Alors, quelle est la véritable situation actuelle ?
Mon avis est que la probabilité que Trump parvienne à un accord de dernière minute avec l'Iran pour empêcher le choc inflationniste est de plus en plus élevée.
Cependant, Israël n'est absolument pas d'accord avec un tel accord. Parce que une partie d'un accord avec l'Iran implique un cessez-le-feu sur tous les fronts, y compris au Liban. Israël pourrait tout simplement opposer son veto à cet accord en attaquant directement le Liban. Pour Israël, c'est aussi une question de vie ou de mort, étant donné la menace réelle que représente son « voisin » du Hezbollah.
À l'heure actuelle, nous sommes confrontés à une escalade potentiellement majeure.
Selon des rapports, l'Iran a maintenant rompu tout contact avec les États-Unis, ce qui signifie que toutes les négociations sont au point mort. De plus, l'Iran a totalement bloqué le détroit d'Hormuz et menace de fermer également le détroit de Bab-el-Mandeb. Si cela se produit, plus de 30 % de l'approvisionnement énergétique mondial s'évaporeraient – ce serait un véritable désastre.
Bien que Trump affirme avoir discuté avec Israël et le Hezbollah, et même que les négociations avec l'Iran se poursuivent – et que ces déclarations à elles seules suffisent à propulser le secteur technologique vers de nouveaux sommets historiques –, aucune de ces affirmations n'a été officiellement confirmée à ce jour.
Le grand krach de juin
Ainsi, la probabilité d'un effondrement en juin devient de plus en plus élevée. Les stocks mondiaux de pétrole atteindront un niveau critique en juin. Une fois qu'ils tomberont sous ce seuil, le prix du pétrole brut (CL1:COM) explosera en raison d'une réelle pénurie d'offre, et il sera alors très difficile de le faire redescendre par la simple parole.
En conséquence, les rendements obligataires s'envoleront également, portés par la hausse des anticipations d'inflation et par la hausse des taux d'intérêt réels due aux inquiétudes budgétaires. De plus, lorsque l'inflation explose, tenter de « parler » pour repousser les ventes sur le marché obligataire deviendra futile.

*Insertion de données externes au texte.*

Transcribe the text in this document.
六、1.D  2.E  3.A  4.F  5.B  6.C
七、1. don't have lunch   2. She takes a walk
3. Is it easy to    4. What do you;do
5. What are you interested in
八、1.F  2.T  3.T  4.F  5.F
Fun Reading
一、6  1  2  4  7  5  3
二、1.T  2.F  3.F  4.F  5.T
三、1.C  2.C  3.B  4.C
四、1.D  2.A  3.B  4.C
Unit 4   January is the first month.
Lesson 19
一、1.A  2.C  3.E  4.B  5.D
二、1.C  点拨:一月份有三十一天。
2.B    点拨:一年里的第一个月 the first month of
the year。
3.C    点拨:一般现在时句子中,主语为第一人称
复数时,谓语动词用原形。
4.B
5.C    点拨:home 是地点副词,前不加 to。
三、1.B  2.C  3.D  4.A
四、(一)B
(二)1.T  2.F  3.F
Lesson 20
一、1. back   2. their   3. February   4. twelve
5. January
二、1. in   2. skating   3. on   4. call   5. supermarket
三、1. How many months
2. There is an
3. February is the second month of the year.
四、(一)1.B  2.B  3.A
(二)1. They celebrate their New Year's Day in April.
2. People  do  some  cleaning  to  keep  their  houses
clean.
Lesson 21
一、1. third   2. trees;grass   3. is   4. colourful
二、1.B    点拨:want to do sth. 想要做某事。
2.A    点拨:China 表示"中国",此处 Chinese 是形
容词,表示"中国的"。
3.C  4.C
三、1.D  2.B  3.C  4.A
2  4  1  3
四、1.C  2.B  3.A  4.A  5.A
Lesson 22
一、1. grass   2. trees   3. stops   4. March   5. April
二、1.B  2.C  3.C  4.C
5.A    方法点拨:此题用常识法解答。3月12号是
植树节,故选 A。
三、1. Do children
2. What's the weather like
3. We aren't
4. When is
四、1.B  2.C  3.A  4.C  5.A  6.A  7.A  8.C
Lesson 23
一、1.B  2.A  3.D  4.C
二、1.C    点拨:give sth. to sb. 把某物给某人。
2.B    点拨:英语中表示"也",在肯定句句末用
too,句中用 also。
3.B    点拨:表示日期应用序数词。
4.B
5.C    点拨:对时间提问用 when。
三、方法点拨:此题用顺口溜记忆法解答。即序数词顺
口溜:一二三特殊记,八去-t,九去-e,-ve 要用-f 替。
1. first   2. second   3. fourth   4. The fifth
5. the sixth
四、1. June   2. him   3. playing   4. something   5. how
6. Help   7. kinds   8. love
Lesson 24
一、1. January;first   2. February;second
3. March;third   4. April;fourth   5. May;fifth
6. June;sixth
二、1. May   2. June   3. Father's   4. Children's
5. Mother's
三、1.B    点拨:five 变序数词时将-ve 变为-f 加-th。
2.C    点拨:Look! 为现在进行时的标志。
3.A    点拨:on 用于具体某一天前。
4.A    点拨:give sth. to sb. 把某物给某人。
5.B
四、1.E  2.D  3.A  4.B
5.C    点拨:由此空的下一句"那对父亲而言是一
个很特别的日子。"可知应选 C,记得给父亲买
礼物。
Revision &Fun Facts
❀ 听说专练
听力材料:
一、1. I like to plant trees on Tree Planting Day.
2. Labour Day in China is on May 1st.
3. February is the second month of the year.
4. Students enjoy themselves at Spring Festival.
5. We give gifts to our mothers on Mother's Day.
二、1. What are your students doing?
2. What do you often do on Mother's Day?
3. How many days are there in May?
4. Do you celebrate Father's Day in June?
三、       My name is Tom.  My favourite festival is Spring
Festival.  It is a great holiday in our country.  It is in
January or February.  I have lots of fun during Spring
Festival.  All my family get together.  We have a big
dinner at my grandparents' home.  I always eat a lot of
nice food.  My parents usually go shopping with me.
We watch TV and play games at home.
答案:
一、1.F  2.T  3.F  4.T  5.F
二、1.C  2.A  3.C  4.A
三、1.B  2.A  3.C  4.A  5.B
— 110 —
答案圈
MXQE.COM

Le point le plus critique est que la Fed devra réagir lors de sa réunion du FOMC en juin. Cela pourrait bien être la gâchette finale qui fait éclater la bulle. Plus précisément, la Fed maintient officiellement, dans ses prévisions économiques trimestrielles (SEP), un signal que sa prochaine action sera une baisse de taux, conservant ainsi une orientation accommodante.
Cependant, le marché des contrats à terme sur les fonds fédéraux a en réalité intégré une orientation restrictive (hawkish) dans ses prix. Actuellement, le marché prévoit une probabilité supérieure à 50 % d'une hausse de taux d'ici décembre 2026, avec même la possibilité de deux hausses.
La Fed sera alors forcée de s'aligner sur les anticipations du marché et d'effectuer un virage officiel vers le hawkish lors de sa réunion de juin. Et cela suffirait à faire éclater la bulle instantanément. À défaut, même si la Fed s'entêtait à maintenir une orientation accommodante (dovish), elle perdrait toute crédibilité auprès du marché, ce qui pourrait provoquer une flambée des rendements des obligations à 10 ans et déclencher une secousse systémique encore plus grande.
Implications pour les investissements
Le ratio CAPE de l'indice S&P 500 approche actuellement de nouveaux sommets historiques, bien au-dessus de 40, formant une super-bulle. Le choc inflationniste provoqué par la guerre en Iran pourrait la faire éclater à tout moment, et le virage officiel de la Fed vers une politique restrictive en juin pourrait bien être la balle fatale. Les investisseurs doivent se préparer à une correction majeure, dont la sévérité pourrait rivaliser avec les marchés baissiers de 2000 et 2008. Souvenez-vous, une bulle finit toujours par éclater.